## Project 2

In this project we will focus on tidying data to prepare it for analysis.

In [1]:
import pandas as pd

After importing pandas, we will read the following .csv files into DataFrame objects:

In [2]:
birthdays = pd.read_csv("C:/Users/cscam/birthdays.csv")
party_accessories = pd.read_csv("C:/Users/cscam/party_accessories.csv")
venues = pd.read_csv("C:/Users/cscam/venue.csv")

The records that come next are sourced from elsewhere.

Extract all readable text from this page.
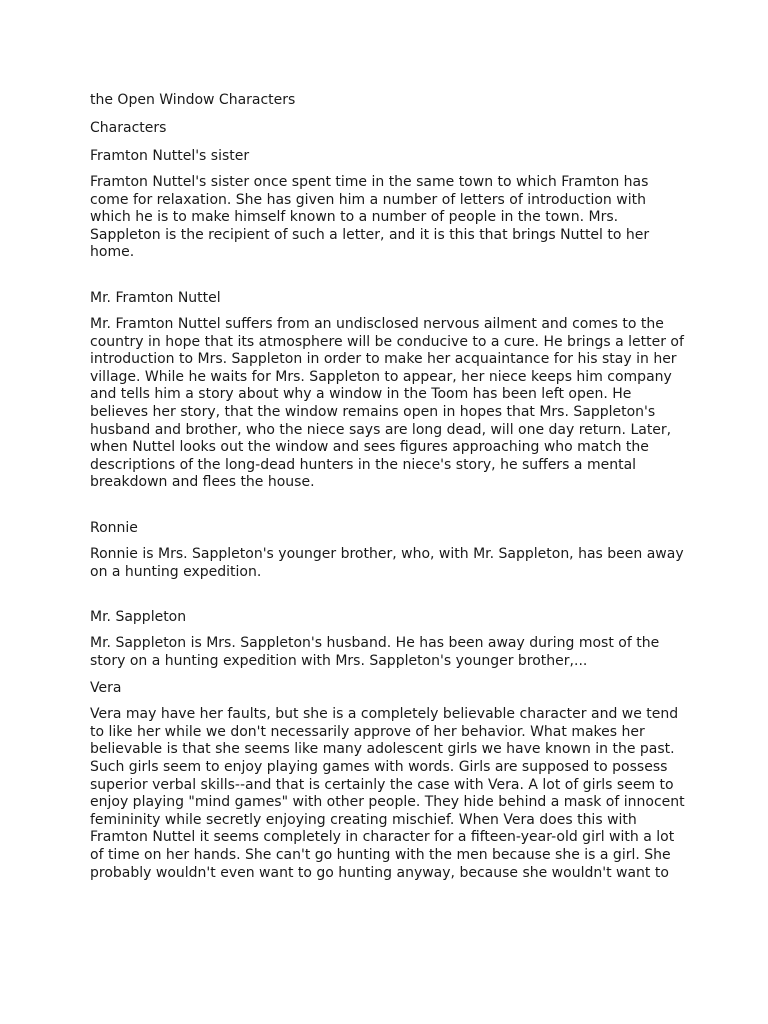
the Open Window Characters
Characters
Framton Nuttel's sister
Framton Nuttel's sister once spent time in the same town to which Framton has
come for relaxation. She has given him a number of letters of introduction with
which he is to make himself known to a number of people in the town. Mrs.
Sappleton is the recipient of such a letter, and it is this that brings Nuttel to her
home.
Mr. Framton Nuttel
Mr. Framton Nuttel suffers from an undisclosed nervous ailment and comes to the
country in hope that its atmosphere will be conducive to a cure. He brings a letter of
introduction to Mrs. Sappleton in order to make her acquaintance for his stay in her
village. While he waits for Mrs. Sappleton to appear, her niece keeps him company
and tells him a story about why a window in the Toom has been left open. He
believes her story, that the window remains open in hopes that Mrs. Sappleton's
husband and brother, who the niece says are long dead, will one day return. Later,
when Nuttel looks out the window and sees figures approaching who match the
descriptions of the long-dead hunters in the niece's story, he suffers a mental
breakdown and flees the house.
Ronnie
Ronnie is Mrs. Sappleton's younger brother, who, with Mr. Sappleton, has been away
on a hunting expedition.
Mr. Sappleton
Mr. Sappleton is Mrs. Sappleton's husband. He has been away during most of the
story on a hunting expedition with Mrs. Sappleton's younger brother,...
Vera
Vera may have her faults, but she is a completely believable character and we tend
to like her while we don't necessarily approve of her behavior. What makes her
believable is that she seems like many adolescent girls we have known in the past.
Such girls seem to enjoy playing games with words. Girls are supposed to possess
superior verbal skills--and that is certainly the case with Vera. A lot of girls seem to
enjoy playing "mind games" with other people. They hide behind a mask of innocent
femininity while secretly enjoying creating mischief. When Vera does this with
Framton Nuttel it seems completely in character for a fifteen-year-old girl with a lot
of time on her hands. She can't go hunting with the men because she is a girl. She
probably wouldn't even want to go hunting anyway, because she wouldn't want to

The three datasets are part of a party planning database and contain children's birthdays, optional venues, and accessories that need to be ordered.

In [4]:
birthdays

Unnamed: 0,Name,Birthday,Favorite Dessert
0,Peter,1/28/2014,chocolate cake
1,Jane,5/14/2017,vanilla cupcakes
2,Mary,"September 5, 2015",strawberry ice cream


In [29]:
party_accessories

Unnamed: 0,Item,Quantity,Color
0,red balloons,5.0,
1,streamers,10.0,silver
2,10 candles,,assorted
3,,,
4,,,
5,,,
6,,,
7,,,
8,,,
9,,,


In [7]:
venues

Unnamed: 0,Venue,Size,Price
0,Wild World,4000 sq. ft.,"$1,000"
1,Fun Zone,40' x 60',$800
2,Party Plus,3000 sq. ft.,$900


As we can see, there are a number of issues that prevent us from performing useful analysis on the data. Let's begin with the **birthdays** dataFrame.

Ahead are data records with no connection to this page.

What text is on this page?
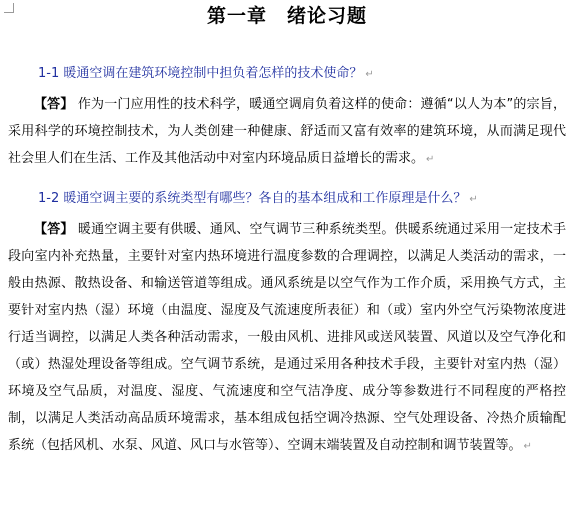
第一章　绪论习题
1-1 暖通空调在建筑环境控制中担负着怎样的技术使命？ ↵
【答】 作为一门应用性的技术科学，暖通空调肩负着这样的使命：遵循“以人为本”的宗旨，采用科学的环境控制技术，为人类创建一种健康、舒适而又富有效率的建筑环境，从而满足现代社会里人们在生活、工作及其他活动中对室内环境品质日益增长的需求。 ↵
1-2 暖通空调主要的系统类型有哪些？各自的基本组成和工作原理是什么？ ↵
【答】 暖通空调主要有供暖、通风、空气调节三种系统类型。供暖系统通过采用一定技术手段向室内补充热量，主要针对室内热环境进行温度参数的合理调控，以满足人类活动的需求，一般由热源、散热设备、和输送管道等组成。通风系统是以空气作为工作介质，采用换气方式，主要针对室内热（湿）环境（由温度、湿度及气流速度所表征）和（或）室内外空气污染物浓度进行适当调控，以满足人类各种活动需求，一般由风机、进排风或送风装置、风道以及空气净化和（或）热湿处理设备等组成。空气调节系统，是通过采用各种技术手段，主要针对室内热（湿）环境及空气品质，对温度、湿度、气流速度和空气洁净度、成分等参数进行不同程度的严格控制，以满足人类活动高品质环境需求，基本组成包括空调冷热源、空气处理设备、冷热介质输配系统（包括风机、水泵、风道、风口与水管等）、空调末端装置及自动控制和调节装置等。 ↵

There are two things that can be fixed here:

In [79]:
#match formatting of dates in the birthdays column:
tidy_birthdays = birthdays.replace({'Birthday':'1/28/2014'}, 'January 28, 2014')
tidy_birthdays = tidy_birthdays.replace({'Birthday':'5/14/2017'}, 'May 14, 2017')

#separate values in the 'favorite dessert' column by adding an additional column for favorite flavor:
favorite_flavors = ['chocolate', 'vanilla', 'strawberry']
favorite_dessert = ['cake', 'cupcakes', 'ice cream']
tidy_birthdays['Favorite Flavor'] = favorite_flavors
tidy_birthdays['Favorite Dessert'] = favorite_dessert
tidy_birthdays

Unnamed: 0,Name,Birthday,Favorite Dessert,Favorite Flavor
0,Peter,"January 28, 2014",cake,chocolate
1,Jane,"May 14, 2017",cupcakes,vanilla
2,Mary,"September 5, 2015",ice cream,strawberry


Now let's look at the **party accessories** dataFrame:

In [81]:
#separate values in the 'item' column and fill in NaN fields:
tidy_accessories = party_accessories.replace({'Item':'red balloons'}, 'balloons')
tidy_accessories['Color'].fillna('red', limit=1, inplace=True)
tidy_accessories = tidy_accessories.replace({'Item':'10 candles'}, 'candles')
tidy_accessories['Quantity'].fillna(10, limit=1, inplace=True)

#remove rows 3-17:
tidy_accessories.dropna(inplace=True)
tidy_accessories

Unnamed: 0,Item,Quantity,Color
0,balloons,5.0,red
1,streamers,10.0,silver
2,candles,10.0,assorted


Finally, we need to tidy up the **venues** dataFrame:

In [86]:
#match units of measure in the 'size' column:
fun_zone_sqft = (40 * 60)
tidy_venues = venues.replace({'Size':"40' x 60'"}, (f"{fun_zone_sqft}  sq. ft."))
tidy_venues

Unnamed: 0,Venue,Size,Price
0,Wild World,4000 sq. ft.,"$1,000"
1,Fun Zone,2400 sq. ft.,$800
2,Party Plus,3000 sq. ft.,$900


We now have three tidy datasets that can be used for planning children's birthdays. We can easily check dates, determine the best dessert to order, and compare prices for venues based on a common unit of measure.